REGIME FORFETTARIO: OBBLIGO DI FATTURAZIONE ELETTRONICA DA LUGLIO 2022

Cos’è

Il regime forfettario è un regime fiscale agevolato rivolto a persone fisiche che svolgono – o intendono svolgere – attività d’impresa, arti o professioni, il quale prevede una tassazione sostitutiva pari al 5% per i primi 5 anni di attività e al 15% negli anni successivi.

Requisiti di accesso

L’accesso al regime forfettario viene riservato ai titolari di partita iva che rispettano i seguenti requisiti:

  • aver conseguito ricavi o percepito compensi non superiori a 65.000 euro;
  • aver sostenuto spese non superiori a 20.000 euro lordi per lavoro dipendente, lavoro accessorio e spese per compensi a collaboratori;
  • aver conseguimento redditi da lavoro dipendente o assimilati e pensioni non superiori a 30.000 euro nell’anno precedente.

Reddito imponibile e tassazione

Nel regime forfettario, il reddito imponibile viene calcolato applicando all’ammontare dei ricavi o compensi percepiti, un coefficiente di redditività che varia in base all’attività esercitata. Al reddito imponibile ottenuto forfettariamente, si applica un’unica imposta, pari al 15%, che sostituisce quelle ordinarie (imposte sui redditi, addizionali regionale e comunale, Irap).

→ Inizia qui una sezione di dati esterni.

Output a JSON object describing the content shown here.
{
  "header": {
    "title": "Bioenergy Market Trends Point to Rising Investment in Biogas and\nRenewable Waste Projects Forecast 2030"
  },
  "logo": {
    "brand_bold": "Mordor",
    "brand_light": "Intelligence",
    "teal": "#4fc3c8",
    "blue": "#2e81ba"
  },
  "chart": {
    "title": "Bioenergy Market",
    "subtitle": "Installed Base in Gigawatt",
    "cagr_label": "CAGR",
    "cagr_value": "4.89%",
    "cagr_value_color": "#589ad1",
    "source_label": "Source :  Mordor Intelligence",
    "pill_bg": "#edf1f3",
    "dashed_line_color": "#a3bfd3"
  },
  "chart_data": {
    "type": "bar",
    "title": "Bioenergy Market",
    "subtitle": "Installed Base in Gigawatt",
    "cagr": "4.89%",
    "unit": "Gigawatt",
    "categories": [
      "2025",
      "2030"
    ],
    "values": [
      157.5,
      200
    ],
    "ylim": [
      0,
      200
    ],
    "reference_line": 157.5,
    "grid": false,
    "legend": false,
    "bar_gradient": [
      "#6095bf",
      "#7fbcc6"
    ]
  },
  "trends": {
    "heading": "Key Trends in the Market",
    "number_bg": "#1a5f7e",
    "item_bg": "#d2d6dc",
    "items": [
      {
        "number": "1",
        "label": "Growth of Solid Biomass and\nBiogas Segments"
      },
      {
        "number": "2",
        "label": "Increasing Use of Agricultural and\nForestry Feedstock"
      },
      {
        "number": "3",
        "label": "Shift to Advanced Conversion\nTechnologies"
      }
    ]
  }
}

Per chi avvia una nuova attività, l’imposta sostitutiva è ridotta al 5% per i primi cinque anni.

Semplificazioni

Le persone fisiche che rientrano nel campo di applicazione del regime forfettario, non addebitano l’iva sulle fatture emesse né detraggono l’iva sugli acquisti. Per cui non è prevista la liquidazione e il versamento dell’imposta né la dichiarazione e comunicazione annuale iva. Per chi applica il regime forfettario non sono previsti gli obblighi di tenuta delle scritture contabili e di registrazione dei corrispettivi, delle fatture attive e passive.

Le principali novità introdotte dal DL 36/2022

L’art. 18 D.L. 36/2022  introduce, a partire dal 1° luglio 2022, l’obbligo di fatturazione elettronica ai contribuenti in regime di vantaggio ed ai soggetti passivi che applicano il regime forfettario a condizione che, nell’anno precedente, abbiano conseguitricavi ovvero percepito compensi, superiori ad 25.000.

Sono esonerati da tale obbligo le cosiddette micro Partite Iva (cioè Partite IVA con ricavi o compensi inferiori a 25.000 euro) per le quali l’obbligo di fatturazione elettronica verrà introdotto a partire dal 1° gennaio 2024. 

Sanzioni in caso di tardiva emissione

Inoltre, tenendo conto delle difficoltà operative e tecniche che i soggetti interessati potrebbero incontrare a fronte dei nuovi adempimenti, viene stabilito che, per il terzo trimestre del periodo d’imposta 2022, ossia dal 1° luglio e fino al mese di settembre, l’emissione della fattura elettronica per i nuovi soggetti obbligati sarà consentita entro il mese successivo a quello di effettuazione dell’operazione, senza l’applicazione di alcuna sanzione. Di conseguenza, il termine di emissione, fissato in via ordinaria a 12 giorni dalla data di effettuazione dell’operazione, viene temporaneamente esteso e fino al mese successivo non si applicheranno le sanzioni previste dall’articolo 6, comma 2 del decreto n. 471/1997. Si ricorda che in caso di tardiva emissione della fattura elettronica la sanzione prevista va dal 5 al 10 per cento dei corrispettivi non documentati o registrati. L’importo va da 250 a 2.000 euro quando la violazione non rileva ai fini della determinazione del reddito.